La medida se ha aprobado con los votos favorables de PSC, ICV-EUiA y CUP y de CiU y ERC, con la abstención del PP y Ciutadans. A pesar de que los grupos que han votado a favor de esta medida han especificado que las operadoras no podrán repercutir esta subida en la factura de los consumidores, sino que tiene que salir de sus presupuestos, otros grupos parlamentarios han dejado bien claro que será muy difícil de comprobar y que además puede ser una medida que afecte a las inversiones previas.

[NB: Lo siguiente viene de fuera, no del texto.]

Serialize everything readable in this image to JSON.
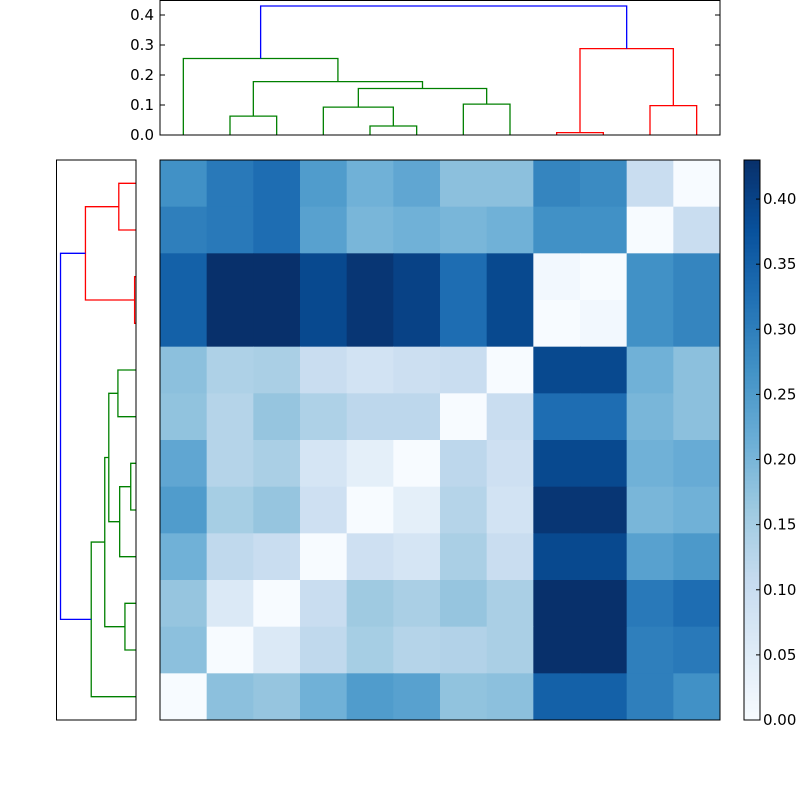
{
  "chart_data": [
    {
      "type": "heatmap",
      "colormap": "Blues",
      "vmin": 0.0,
      "vmax": 0.43,
      "colorbar": {
        "ticks": [
          "0.00",
          "0.05",
          "0.10",
          "0.15",
          "0.20",
          "0.25",
          "0.30",
          "0.35",
          "0.40"
        ],
        "tick_values": [
          0,
          0.05,
          0.1,
          0.15,
          0.2,
          0.25,
          0.3,
          0.35,
          0.4
        ]
      },
      "values": [
        [
          0.27,
          0.31,
          0.33,
          0.25,
          0.21,
          0.23,
          0.18,
          0.18,
          0.29,
          0.28,
          0.1,
          0.0
        ],
        [
          0.3,
          0.31,
          0.33,
          0.24,
          0.2,
          0.21,
          0.2,
          0.21,
          0.27,
          0.27,
          0.0,
          0.1
        ],
        [
          0.35,
          0.43,
          0.43,
          0.39,
          0.42,
          0.4,
          0.33,
          0.39,
          0.01,
          0.0,
          0.27,
          0.29
        ],
        [
          0.35,
          0.43,
          0.43,
          0.39,
          0.42,
          0.4,
          0.33,
          0.39,
          0.0,
          0.01,
          0.27,
          0.29
        ],
        [
          0.18,
          0.14,
          0.145,
          0.1,
          0.08,
          0.095,
          0.1,
          0.0,
          0.39,
          0.39,
          0.21,
          0.18
        ],
        [
          0.175,
          0.13,
          0.17,
          0.14,
          0.12,
          0.12,
          0.0,
          0.1,
          0.33,
          0.33,
          0.2,
          0.18
        ],
        [
          0.23,
          0.13,
          0.145,
          0.075,
          0.04,
          0.0,
          0.12,
          0.09,
          0.39,
          0.39,
          0.21,
          0.22
        ],
        [
          0.25,
          0.15,
          0.17,
          0.09,
          0.0,
          0.04,
          0.13,
          0.08,
          0.42,
          0.42,
          0.2,
          0.21
        ],
        [
          0.21,
          0.115,
          0.1,
          0.0,
          0.09,
          0.075,
          0.145,
          0.1,
          0.39,
          0.39,
          0.24,
          0.255
        ],
        [
          0.17,
          0.06,
          0.0,
          0.1,
          0.16,
          0.145,
          0.17,
          0.145,
          0.43,
          0.43,
          0.31,
          0.33
        ],
        [
          0.18,
          0.0,
          0.06,
          0.115,
          0.15,
          0.13,
          0.135,
          0.145,
          0.43,
          0.43,
          0.3,
          0.31
        ],
        [
          0.0,
          0.18,
          0.17,
          0.21,
          0.25,
          0.24,
          0.175,
          0.18,
          0.35,
          0.35,
          0.3,
          0.27
        ]
      ]
    },
    {
      "type": "dendrogram",
      "orientation": "top",
      "ylim": [
        0,
        0.45
      ],
      "yticks": [
        "0.0",
        "0.1",
        "0.2",
        "0.3",
        "0.4"
      ],
      "ytick_values": [
        0,
        0.1,
        0.2,
        0.3,
        0.4
      ],
      "leaf_count": 12,
      "colors": {
        "green": "#008000",
        "red": "#ff0000",
        "blue": "#0000ff"
      },
      "merges": [
        {
          "a": 4,
          "b": 5,
          "height": 0.03,
          "color": "green"
        },
        {
          "a": 1,
          "b": 2,
          "height": 0.063,
          "color": "green"
        },
        {
          "a": 3,
          "b": 12,
          "height": 0.093,
          "color": "green"
        },
        {
          "a": 6,
          "b": 7,
          "height": 0.103,
          "color": "green"
        },
        {
          "a": 14,
          "b": 15,
          "height": 0.155,
          "color": "green"
        },
        {
          "a": 13,
          "b": 16,
          "height": 0.178,
          "color": "green"
        },
        {
          "a": 0,
          "b": 17,
          "height": 0.255,
          "color": "green"
        },
        {
          "a": 8,
          "b": 9,
          "height": 0.008,
          "color": "red"
        },
        {
          "a": 10,
          "b": 11,
          "height": 0.098,
          "color": "red"
        },
        {
          "a": 19,
          "b": 20,
          "height": 0.288,
          "color": "red"
        },
        {
          "a": 18,
          "b": 21,
          "height": 0.43,
          "color": "blue"
        }
      ]
    },
    {
      "type": "dendrogram",
      "orientation": "left",
      "note_rows": "same linkage as top dendrogram, leaves listed bottom-to-top",
      "xlim": [
        0.45,
        0
      ]
    }
  ]
}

Una tasa de 0,25 euros por cada una de las conexiones de red del usuario: ADSL, Fibra y MóvilEn este sentido, el gobierno catalán gravará, a partir de Enero de 2015 cada conexión de ADSL, Fibra Optica o red móvil con un tasa de 0,25 euros por conexión, tanto a los nuevos contratos de internet que se produzcan desde ese momento, como también a los ya existentes de forma retroactiva. Lo cierto es que esta medida me choca bastantes con la retroactividad de las normas tributarias, que si bien permiten sean aplicables a hechos del pasado, solo lo serán cuando regulen el régimen de infracciones y sanciones tributarias y el de los recargos como bien recoge el artículo 10 de la Ley General Tributaria.

Subvenciones para salvar la flota

Ahora se vuelve a abrir el interrogante de si tienen que ser los ciudadanos o la administración pública quienes sufraguen a una industria que no pueden hacerlo por si solas. El problema del cine hace tiempo que no tiene nada que ver con la piratería, sino con la calidad del mismo. Solo hay que echar la vista atrás unos meses y darse cuenta como filmes españoles como La Isla Mínima o Lo imposible han sido un éxito gracias a su calidad o sus historias.

El problema es que si tu producto es malo, es malo, no hay vuelta atrás. No importa si lo ayudas con subvenciones a costa de los usuarios o consumidores, al final, acabará en el saco de las industrias condenadas. Como bien apuntábamos cuando empezaron a sonar los rumores sobre esta tasa:

"En el mundo real, si una empresa no es rentable y no genera beneficios, no le queda otro remedio que cesar su actividad. Honestamente, creo que las ayudas públicas deberían destinarse a sectores estratégicos; es decir, actividades que sí que vayan a generar beneficios y sirvan como motor económico del país."